Event
Ph.D. Dissertation Defense: Anton Ratnarajah
Friday, August 23, 2024
1:00 p.m.-3:00 p.m.
AVW 1146 (ISR)
Maria Hoo
301 405 3681
mch@umd.edu
ANNOUNCEMENT: Ph.D. Dissertation Defense
Name: Anton Ratnarajah
Committee:
Professor Dinesh Manocha (Chair)
Professor Carol Espy-Wilson
Professor Ramani Duraiswami
Professor Sanghamitra Dutta
Professor Nikhil Chopra, (Dean's Representative)
Date/Time: Friday, August 23, 2024 at 1:00 to 3:00 p.m.
Location: AVW 1146 (ISR)
Abstract:
Sound propagation is the process through which sound energy emitted by a speaker travels through the air as sound waves. The room impulse response (RIR) describes this process and is influenced by the positions of the source and listener, the room's geometry, and its materials. Physics-based acoustic simulators have been used for decades to generate high-quality RIRs for specific acoustic environments. However, we have encountered limitations with existing acoustic simulators. For example, they require a 3D representation and detailed material knowledge of the environment.

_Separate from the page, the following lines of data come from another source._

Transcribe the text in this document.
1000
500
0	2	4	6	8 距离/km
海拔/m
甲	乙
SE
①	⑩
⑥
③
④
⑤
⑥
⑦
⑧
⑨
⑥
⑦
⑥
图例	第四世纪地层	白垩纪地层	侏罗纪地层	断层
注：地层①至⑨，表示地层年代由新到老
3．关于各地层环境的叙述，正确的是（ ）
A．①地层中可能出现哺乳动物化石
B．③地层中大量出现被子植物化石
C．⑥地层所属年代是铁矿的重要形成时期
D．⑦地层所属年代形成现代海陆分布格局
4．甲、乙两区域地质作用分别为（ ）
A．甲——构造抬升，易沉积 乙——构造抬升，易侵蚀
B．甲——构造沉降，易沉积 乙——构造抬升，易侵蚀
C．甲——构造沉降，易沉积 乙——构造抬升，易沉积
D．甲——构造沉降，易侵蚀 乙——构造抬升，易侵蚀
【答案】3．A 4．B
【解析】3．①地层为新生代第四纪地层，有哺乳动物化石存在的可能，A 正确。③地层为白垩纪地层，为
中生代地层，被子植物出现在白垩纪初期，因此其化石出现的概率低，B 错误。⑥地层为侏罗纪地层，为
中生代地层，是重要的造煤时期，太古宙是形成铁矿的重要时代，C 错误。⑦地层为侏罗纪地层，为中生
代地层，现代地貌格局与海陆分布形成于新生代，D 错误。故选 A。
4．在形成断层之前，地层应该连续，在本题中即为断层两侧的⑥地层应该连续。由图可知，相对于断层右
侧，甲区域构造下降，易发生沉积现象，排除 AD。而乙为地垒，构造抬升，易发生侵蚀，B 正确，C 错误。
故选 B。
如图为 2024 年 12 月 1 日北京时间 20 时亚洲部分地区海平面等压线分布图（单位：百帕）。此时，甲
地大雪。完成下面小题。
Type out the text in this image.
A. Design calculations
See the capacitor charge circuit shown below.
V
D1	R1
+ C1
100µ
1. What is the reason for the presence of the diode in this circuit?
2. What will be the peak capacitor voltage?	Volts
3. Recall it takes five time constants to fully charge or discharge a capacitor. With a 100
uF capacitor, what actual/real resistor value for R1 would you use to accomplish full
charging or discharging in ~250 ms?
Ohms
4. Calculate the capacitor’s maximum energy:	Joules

To address these limitations, we propose three solutions. First, we introduce a learning-based RIR generator that is two orders of magnitude faster than an interactive ray-tracing simulator. Our approach can be trained to be directly controlled using both statistical and traditional input parameters, and it can generate both monaural and binaural RIRs for both reconstructed and synthetic 3D scenes. Our generated RIRs outperform interactive ray-tracing simulators in speech-processing applications, including Automatic Speech Recognition (ASR), Speech Enhancement, and Speech Separation, by 2.5%, 12%, and 48%, respectively.
Secondly, we propose estimating RIRs from reverberant speech signals and visual cues in the absence of a 3D representation of the environment. By estimating RIRs from reverberant speech, we can augment training data to match test data, improving the word error rate of the ASR system. Our estimated RIRs achieve a 6.9% improvement over previous learning-based RIR estimators in real-world far-field ASR tasks. We also demonstrate that RIR estimation can be utilized for efficient compression of multi-channel audio codecs, significantly reducing the bandwidth of AudioDec by 52% for binaural speech. Our audio-visual RIR estimator aids tasks like visual acoustic matching, novel-view acoustic synthesis, and voice dubbing, validated through perceptual evaluation.
Finally, we introduce IR-GAN to augment high-quality RIRs using real RIRs. IR-GAN parametrically controls acoustic parameters learned from real RIRs to generate new RIRs that imitate different acoustic environments, outperforming Ray-tracing simulators on the Kaldi far-field ASR benchmark by 8.95%.